第一項-2

「コラー! 待ぁてガキ共ー!!」

 町の中に、中年男性の怒号が響いた。数日に一度、メルサ達の食糧調達の日だ。町の中心地近くのパン屋などを狙って食糧をくすね、複雑に入り組んだ路地を軽い身のこなしで渡り歩いては大人たちを撒いていつもの路地裏へと戻っていく。

 毎度狙う場所を変えるのも、自らの縄張りを特定されないためには忘れない。

「まてって言われてだれがまつかよ!」

 大きな声にならないように、だが隣を走るメルサには聞こえるようにはっきりと、アドゥールが言う。「だよね」と返すメルサは走りながらも口元には弧を描いていた。

 途中で二手に別れ、それぞれ別ルートを通り大人たちを撒いてから合流する。そしてゆっくりと、『戦利品』を確認しながらいつもの路地裏へと戻るのだ。

 路地裏では、仲間たちが待っている。お腹を空かせて、喉をカラカラにして。

「おまたせ~」

「こんかいのは五日はもつぞ」

 路地裏の子供たちに少しずつ分け与え、自分もそれを頬張る。
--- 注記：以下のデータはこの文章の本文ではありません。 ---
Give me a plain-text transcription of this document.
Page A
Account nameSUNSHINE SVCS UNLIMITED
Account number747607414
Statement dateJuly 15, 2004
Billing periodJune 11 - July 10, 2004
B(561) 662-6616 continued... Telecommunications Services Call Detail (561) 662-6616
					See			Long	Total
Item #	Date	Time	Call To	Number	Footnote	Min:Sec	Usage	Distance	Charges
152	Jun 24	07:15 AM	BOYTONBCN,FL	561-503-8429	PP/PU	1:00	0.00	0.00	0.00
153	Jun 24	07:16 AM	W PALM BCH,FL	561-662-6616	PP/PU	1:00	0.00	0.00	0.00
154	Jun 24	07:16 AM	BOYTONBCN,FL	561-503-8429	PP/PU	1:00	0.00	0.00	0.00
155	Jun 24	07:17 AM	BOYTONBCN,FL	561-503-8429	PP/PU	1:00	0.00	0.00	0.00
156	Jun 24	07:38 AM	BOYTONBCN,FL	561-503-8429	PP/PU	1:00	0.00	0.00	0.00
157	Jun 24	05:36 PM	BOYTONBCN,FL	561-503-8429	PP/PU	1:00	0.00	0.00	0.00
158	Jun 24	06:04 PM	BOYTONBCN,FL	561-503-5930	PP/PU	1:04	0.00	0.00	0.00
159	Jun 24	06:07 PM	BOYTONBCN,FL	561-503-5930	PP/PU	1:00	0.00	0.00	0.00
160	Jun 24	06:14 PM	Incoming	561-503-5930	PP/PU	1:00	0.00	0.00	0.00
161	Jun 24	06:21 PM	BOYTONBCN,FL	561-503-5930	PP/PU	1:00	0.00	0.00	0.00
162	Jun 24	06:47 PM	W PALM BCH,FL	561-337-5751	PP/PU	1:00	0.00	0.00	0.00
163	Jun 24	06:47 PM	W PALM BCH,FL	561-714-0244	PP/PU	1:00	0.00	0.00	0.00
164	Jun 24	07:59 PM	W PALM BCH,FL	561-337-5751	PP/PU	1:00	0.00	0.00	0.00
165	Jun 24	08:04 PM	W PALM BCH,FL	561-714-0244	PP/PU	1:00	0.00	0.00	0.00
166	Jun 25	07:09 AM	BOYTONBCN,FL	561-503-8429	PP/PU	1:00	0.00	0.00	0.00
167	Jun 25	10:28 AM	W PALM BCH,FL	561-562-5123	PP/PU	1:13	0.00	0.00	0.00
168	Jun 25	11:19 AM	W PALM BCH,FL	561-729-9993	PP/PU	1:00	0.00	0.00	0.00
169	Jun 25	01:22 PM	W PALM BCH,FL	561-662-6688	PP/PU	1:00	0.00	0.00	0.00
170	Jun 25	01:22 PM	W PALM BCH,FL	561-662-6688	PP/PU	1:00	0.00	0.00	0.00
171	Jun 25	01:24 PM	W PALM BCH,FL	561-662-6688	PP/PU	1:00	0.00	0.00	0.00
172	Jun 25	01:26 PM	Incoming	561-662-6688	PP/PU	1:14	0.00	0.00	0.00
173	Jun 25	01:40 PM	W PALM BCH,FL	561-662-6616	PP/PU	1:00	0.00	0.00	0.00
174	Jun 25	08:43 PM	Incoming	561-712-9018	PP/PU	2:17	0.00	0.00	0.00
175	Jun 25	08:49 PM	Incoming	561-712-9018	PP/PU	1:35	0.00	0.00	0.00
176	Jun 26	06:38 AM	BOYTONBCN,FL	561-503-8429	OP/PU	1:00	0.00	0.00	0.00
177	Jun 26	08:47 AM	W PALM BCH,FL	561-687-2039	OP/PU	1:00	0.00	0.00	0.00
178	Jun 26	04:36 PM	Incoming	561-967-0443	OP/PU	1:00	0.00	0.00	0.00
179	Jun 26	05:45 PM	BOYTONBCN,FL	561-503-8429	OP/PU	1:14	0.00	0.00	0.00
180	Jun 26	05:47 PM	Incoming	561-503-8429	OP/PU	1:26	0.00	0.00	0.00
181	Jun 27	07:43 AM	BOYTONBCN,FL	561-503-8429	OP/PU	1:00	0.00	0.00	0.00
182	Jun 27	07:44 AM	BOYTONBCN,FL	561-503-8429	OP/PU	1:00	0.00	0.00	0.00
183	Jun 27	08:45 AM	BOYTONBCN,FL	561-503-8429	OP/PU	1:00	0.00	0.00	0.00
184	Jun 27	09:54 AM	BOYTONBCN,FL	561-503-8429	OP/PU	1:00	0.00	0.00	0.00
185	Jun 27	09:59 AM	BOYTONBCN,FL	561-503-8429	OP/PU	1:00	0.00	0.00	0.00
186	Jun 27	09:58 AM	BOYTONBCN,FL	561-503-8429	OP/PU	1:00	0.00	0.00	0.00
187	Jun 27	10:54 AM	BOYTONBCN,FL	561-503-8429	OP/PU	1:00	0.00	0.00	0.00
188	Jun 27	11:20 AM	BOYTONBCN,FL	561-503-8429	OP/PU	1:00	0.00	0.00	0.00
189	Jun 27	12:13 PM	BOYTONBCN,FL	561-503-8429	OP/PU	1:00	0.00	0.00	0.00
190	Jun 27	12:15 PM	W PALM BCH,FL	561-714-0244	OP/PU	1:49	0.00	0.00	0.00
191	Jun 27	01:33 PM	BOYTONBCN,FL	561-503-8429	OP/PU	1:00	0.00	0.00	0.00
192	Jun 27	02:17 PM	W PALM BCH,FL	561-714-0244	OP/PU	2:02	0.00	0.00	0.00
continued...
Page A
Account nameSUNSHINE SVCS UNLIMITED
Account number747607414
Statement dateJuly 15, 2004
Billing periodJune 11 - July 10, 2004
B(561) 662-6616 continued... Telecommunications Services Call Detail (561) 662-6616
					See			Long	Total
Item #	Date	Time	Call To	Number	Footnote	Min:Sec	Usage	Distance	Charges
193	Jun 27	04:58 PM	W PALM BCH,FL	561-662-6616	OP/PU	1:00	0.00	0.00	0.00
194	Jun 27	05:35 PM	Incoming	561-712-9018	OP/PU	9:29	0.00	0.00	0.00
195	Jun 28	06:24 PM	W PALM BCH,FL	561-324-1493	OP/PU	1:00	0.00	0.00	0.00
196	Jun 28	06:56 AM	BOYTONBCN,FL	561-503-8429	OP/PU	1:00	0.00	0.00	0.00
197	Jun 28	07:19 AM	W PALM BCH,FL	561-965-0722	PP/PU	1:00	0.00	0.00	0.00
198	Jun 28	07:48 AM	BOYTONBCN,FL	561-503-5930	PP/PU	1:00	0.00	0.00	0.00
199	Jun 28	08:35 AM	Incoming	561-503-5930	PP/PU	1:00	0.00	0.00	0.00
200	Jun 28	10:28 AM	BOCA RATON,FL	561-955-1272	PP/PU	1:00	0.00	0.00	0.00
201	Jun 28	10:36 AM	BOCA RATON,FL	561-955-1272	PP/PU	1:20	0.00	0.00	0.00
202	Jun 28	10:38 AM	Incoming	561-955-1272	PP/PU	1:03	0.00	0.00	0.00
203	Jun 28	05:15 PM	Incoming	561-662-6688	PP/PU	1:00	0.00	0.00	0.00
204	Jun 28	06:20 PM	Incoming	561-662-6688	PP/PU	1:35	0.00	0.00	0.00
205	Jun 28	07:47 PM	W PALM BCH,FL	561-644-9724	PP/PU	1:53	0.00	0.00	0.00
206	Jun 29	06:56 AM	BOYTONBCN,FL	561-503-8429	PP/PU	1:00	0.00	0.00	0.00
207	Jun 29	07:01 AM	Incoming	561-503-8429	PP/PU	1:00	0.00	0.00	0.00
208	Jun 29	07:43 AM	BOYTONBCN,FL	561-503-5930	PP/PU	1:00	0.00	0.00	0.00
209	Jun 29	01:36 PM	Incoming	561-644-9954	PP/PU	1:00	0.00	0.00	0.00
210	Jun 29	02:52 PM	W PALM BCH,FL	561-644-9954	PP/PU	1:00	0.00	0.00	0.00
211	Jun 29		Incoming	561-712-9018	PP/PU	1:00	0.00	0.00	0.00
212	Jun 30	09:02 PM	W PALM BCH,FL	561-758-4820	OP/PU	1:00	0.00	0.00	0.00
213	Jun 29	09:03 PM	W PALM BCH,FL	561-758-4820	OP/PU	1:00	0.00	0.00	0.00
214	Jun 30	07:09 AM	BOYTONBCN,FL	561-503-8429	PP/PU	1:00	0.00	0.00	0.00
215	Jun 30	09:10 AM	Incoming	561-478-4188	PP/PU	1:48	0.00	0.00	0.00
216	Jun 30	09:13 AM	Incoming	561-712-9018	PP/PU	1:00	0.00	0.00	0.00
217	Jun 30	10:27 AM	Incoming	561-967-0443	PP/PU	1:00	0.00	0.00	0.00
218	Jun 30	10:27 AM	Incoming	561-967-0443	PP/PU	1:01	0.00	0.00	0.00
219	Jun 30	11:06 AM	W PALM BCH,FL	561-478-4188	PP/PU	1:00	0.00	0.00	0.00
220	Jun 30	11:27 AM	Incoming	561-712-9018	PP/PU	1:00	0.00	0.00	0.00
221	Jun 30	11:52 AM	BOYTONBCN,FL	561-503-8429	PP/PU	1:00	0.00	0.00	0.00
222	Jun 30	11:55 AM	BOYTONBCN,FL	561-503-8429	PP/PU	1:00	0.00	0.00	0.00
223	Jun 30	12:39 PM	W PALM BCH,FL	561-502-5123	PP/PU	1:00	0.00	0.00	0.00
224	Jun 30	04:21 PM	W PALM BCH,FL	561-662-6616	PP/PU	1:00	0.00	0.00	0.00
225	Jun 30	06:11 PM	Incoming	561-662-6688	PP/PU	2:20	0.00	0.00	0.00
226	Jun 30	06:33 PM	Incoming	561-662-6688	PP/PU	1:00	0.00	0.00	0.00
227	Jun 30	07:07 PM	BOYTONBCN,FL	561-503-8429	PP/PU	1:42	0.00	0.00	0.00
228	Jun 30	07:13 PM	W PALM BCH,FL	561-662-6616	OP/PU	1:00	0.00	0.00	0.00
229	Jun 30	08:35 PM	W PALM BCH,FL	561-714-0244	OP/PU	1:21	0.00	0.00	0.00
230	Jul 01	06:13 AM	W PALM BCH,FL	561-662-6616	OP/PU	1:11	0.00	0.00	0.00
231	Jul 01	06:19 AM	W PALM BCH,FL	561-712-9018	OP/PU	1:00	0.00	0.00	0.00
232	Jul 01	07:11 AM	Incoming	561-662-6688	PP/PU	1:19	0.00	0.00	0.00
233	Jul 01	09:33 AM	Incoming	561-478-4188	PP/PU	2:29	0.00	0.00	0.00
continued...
これがまた一段と美味しく感じられるのだ。


 町中の裏路地で、孤児たちはよくゴミを漁る。その中に、彼らにとっての『お宝』があるからだ。残飯、壊れたアンティーク、雑誌……。

 順番にそれらを探しに行くのだが、この日はカムラとヘンリーがその役割を負った。といってもレカとクラムはその限りではない。クラムは言葉も含め、覚えなければいけないことが多い。それを教えるのが、元貴族の娘で学のあるレカの役割だ。

 話が逸れたが、とにかくこの日はカムラとヘンリーが町へ来ていた。

 他の縄張りの孤児が既に来ていた後だったのか、大した成果は無く。家の主や町の住人に見付かり怒鳴られる前にさっさと退散しようと、ヘンリーが言いカムラの袖を引いた。

 途端、カムラがそばにあった木箱を巻き込んで派手な音を立て、盛大に転ぶ。

「何やってんだ!」

 思わずヘンリーは声を上げたが、すぐに気付いた。カムラが倒した木箱が壊れていて、その中身が飛び出している。これは――

「カムラ! をもて!」

「え?」

「いいから早く!」

 転んだ際にカムラが立てた音で、町の住人たちが集まり始めている。言われるまま慌てて木箱の中身を拾い上げたカムラを、ヘンリーは片腕だけで抱え上げた。そのまま子供とは思えない動きで走り去る。

 自分と変わらない背格好の少年を抱えているというのに、俊敏な動きで町の住人たちを撒いていく。

 いくつも回り道をして路地裏に戻ったヘンリーは、皆の前で持って帰った物をカムラに出させた。それは、地図。そして、いくつかの小さな宝石。

「ちずは、もってるとやくにたつ。ほうせきは、うれば金になる」

 淡々とした口調で言ったヘンリーの言葉に、アドゥールが「でも」と返す。

「売るったって、オレらみたいなこぎたない子どもが売ろうとして買ってくれるか?」

「アタシがいるじゃない」

 孤児が売る物を、普通の質屋が受け取ってくれる筈がない。周りの孤児たちも心配そうに見る中、胸を張って言ったのはレカだった。

 そうだ、レカは元貴族の娘なのだ。今は薄汚い布に身を包んでいるが、ここへ訪れた時の小綺麗な服も残っている。それを着れば、十分良い所のお嬢様に見える筈だ。「おつかい」だとでも言えば、宝石を売るくらいは出来るかもしれない。

 あくまで希望論にすぎないが、僅かな光が見えた気がした。

 宝石を売れば金が手に入る。金があれば、盗まずとも食糧が手に入る。当分の間は仲間たちにこれまでのような苦労をかけずに済むかもしれない。

 メルサはぐっとレカの肩を握った。

「たのむ、レカ」

 いつになく真剣な様相からは、彼がどれだけこの路地裏の孤児たちを大切に思っているかを伺える。「とうぜん」とレカは同じく真剣な目を向け、強気な笑みを浮かべて言った。